Lenovo is announcing at CES 2020, how it’s going to sell the ThinkPad X1 Fold, and it’ll be available this year.

The hardware hasn’t changed too much from what we saw before, beyond the addition of a Windows Hello-compatible camera on an inside bezel. It still has a neat leather exterior that slides back and forth as the hinge unfolds, and the display is still a 13.3-inch 4:3 OLED panel. Its resolution is 2048 x 1536, the same as a 9.7-inch iPad, and it looks pretty great.
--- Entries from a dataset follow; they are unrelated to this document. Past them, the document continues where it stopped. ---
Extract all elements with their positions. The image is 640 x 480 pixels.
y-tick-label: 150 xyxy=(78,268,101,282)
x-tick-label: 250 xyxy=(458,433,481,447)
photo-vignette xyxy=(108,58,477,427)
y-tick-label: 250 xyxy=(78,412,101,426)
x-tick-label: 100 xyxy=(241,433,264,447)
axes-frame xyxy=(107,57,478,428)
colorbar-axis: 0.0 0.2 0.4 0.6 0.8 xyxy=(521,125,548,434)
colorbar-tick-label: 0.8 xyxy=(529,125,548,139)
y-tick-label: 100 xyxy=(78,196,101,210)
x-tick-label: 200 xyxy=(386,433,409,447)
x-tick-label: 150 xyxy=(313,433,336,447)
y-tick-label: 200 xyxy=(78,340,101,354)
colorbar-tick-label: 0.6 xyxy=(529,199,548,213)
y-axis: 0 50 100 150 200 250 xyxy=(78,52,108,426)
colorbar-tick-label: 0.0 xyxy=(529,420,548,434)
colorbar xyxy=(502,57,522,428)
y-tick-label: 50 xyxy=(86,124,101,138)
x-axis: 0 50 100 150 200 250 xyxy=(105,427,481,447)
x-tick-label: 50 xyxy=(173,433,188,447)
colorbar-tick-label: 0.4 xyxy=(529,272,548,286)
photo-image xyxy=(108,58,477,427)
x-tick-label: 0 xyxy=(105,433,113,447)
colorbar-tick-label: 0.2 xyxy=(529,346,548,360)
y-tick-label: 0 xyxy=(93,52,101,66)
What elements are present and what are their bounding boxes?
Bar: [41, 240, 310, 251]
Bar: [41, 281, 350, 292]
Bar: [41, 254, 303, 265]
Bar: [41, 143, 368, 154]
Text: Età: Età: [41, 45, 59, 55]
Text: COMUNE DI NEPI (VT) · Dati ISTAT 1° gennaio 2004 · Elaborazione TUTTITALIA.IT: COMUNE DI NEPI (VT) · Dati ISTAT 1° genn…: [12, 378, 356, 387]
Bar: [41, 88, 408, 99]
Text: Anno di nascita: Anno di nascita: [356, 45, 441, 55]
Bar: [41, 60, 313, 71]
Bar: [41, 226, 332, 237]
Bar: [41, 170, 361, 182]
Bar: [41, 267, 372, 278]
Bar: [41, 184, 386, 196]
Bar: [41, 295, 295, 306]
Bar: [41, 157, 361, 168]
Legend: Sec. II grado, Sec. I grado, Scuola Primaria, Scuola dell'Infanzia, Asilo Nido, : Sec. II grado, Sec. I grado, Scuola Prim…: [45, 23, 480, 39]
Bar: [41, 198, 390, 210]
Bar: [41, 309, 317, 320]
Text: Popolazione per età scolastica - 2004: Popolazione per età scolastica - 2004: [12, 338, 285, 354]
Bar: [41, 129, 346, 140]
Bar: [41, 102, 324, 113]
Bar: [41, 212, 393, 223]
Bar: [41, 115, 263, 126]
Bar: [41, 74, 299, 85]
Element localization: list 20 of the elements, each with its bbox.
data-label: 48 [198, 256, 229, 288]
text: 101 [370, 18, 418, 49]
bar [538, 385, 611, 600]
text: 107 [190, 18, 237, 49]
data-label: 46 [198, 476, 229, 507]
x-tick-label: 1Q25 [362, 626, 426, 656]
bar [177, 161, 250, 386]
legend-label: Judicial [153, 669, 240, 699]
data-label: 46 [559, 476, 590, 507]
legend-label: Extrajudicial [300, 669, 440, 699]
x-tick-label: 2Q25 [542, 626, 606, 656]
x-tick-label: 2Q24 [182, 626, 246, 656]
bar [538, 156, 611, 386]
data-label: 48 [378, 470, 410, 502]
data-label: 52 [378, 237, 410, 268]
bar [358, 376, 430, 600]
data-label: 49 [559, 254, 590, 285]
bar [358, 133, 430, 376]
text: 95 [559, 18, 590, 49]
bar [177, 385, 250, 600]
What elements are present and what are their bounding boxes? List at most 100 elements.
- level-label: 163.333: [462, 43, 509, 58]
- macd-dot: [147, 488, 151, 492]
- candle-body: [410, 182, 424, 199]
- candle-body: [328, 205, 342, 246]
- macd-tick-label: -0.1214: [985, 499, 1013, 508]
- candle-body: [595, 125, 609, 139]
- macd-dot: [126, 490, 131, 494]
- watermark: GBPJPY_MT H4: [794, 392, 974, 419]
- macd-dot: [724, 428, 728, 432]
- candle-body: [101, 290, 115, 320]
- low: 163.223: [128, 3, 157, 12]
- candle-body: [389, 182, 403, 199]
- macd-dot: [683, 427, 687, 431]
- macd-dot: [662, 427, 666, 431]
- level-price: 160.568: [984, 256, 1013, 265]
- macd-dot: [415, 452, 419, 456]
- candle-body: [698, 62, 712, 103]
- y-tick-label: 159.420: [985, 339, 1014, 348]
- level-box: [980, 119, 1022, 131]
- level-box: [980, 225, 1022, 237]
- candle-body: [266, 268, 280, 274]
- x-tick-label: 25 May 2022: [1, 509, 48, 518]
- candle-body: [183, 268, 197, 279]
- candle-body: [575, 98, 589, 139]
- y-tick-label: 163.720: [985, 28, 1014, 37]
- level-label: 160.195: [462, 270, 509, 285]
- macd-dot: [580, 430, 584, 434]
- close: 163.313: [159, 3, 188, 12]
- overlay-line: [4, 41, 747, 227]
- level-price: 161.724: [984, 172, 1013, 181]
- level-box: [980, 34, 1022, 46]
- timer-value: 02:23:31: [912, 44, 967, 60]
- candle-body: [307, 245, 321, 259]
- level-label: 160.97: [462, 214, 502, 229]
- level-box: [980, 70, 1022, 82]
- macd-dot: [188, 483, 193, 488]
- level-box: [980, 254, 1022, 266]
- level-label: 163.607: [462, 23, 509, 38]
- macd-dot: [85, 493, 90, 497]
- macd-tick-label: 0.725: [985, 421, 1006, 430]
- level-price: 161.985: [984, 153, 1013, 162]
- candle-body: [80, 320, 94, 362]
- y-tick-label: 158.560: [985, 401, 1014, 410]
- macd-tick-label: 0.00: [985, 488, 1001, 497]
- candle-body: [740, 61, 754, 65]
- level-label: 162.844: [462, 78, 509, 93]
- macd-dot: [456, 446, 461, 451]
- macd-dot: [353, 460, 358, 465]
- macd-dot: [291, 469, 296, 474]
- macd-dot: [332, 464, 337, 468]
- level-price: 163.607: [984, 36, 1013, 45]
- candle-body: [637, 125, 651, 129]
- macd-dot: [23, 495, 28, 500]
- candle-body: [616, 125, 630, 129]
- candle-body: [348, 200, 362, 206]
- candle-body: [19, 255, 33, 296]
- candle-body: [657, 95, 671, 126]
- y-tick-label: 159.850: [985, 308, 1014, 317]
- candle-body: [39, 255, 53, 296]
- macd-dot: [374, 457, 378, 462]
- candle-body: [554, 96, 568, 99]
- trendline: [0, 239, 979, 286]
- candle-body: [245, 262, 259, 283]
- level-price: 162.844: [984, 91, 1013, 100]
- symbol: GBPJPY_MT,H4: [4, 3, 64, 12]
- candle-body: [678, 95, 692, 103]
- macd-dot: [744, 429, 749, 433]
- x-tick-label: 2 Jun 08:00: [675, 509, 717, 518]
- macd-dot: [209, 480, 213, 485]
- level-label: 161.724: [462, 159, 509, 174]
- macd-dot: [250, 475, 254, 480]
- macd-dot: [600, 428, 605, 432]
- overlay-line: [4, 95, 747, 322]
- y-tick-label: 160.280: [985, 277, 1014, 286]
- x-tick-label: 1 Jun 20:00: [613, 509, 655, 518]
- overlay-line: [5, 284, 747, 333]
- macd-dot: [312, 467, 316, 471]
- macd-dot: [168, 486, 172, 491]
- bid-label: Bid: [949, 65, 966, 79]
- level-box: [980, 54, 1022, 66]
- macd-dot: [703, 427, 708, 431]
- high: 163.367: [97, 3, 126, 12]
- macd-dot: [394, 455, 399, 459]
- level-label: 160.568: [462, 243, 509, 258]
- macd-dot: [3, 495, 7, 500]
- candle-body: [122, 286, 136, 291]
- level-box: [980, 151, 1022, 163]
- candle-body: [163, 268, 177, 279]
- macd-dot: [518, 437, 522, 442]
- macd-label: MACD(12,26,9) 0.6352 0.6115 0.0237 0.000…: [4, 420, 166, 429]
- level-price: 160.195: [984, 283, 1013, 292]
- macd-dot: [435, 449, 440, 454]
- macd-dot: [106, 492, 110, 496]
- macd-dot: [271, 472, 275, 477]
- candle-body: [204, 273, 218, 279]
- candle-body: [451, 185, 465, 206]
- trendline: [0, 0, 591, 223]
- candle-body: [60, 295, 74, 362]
The ThinkPad X1 Fold is expected to ship sometime in mid-2020, and will start at $2,499. It’s an Intel-powered machine, and will likely run on Intel’s upcoming hybrid Lakefield CPU, though Lenovo declined to confirm this. Unsurprisingly, it will run on Microsoft’s Windows OS. But the rollout of these kinds of foldable displays also introduces an interesting software bifurcation, since they’ll have to work when they’re both creased and fully opened. According to Lenovo, the earliest versions of the foldable will run on Windows 10 Pro, with a Lenovo software skin for duality; a Windows 10X version, which is a streamlined version of Windows designed for dual-screen devices, will come later, likely in the fall.

Lenovo says it’s been working on the foldable for four years now. “In 2015 we started doing user research on the size of screens, the utility of twin displays versus a single folding display, and what is sort of the right form factor,” says Tom Butler, Lenovo’s ThinkPad marketing director. The company landed on a single, flexible, 13.3-inch OLED display with a 4 by 3 aspect ratio. The display technology comes from LG Display, which Lenovo says it codeveloped the screen with.

The X1 Fold is made up of carbon fiber, “lightweight alloys,” and a “luxurious” leather cover, all of which should make the gadget pretty sturdy (though we still don’t recommend dropping it). The cover also gives it a notebook-like aesthetic, which was probably intentional on Lenovo’s part.

In terms of specs, Lenovo is continuing to remain surprisingly tight-lipped. We know it will run on Intel processors with the chipmaker’s Hybrid Technology, but specific CPU models, storage and RAM configurations, and even the X1’s screen resolution are still up in the air.

Lenovo says it has developed “clever mode-switching software” so that the machine will adapt to different apps and use cases. This appears as an app icon in the Windows app dock. Tap on it, and you’ll see an option for a single full screen or a dual-display mode. But this is an interim solution until Microsoft rolls out its official version of a dual-screen Windows 10 later this year, and it feels like a workaround.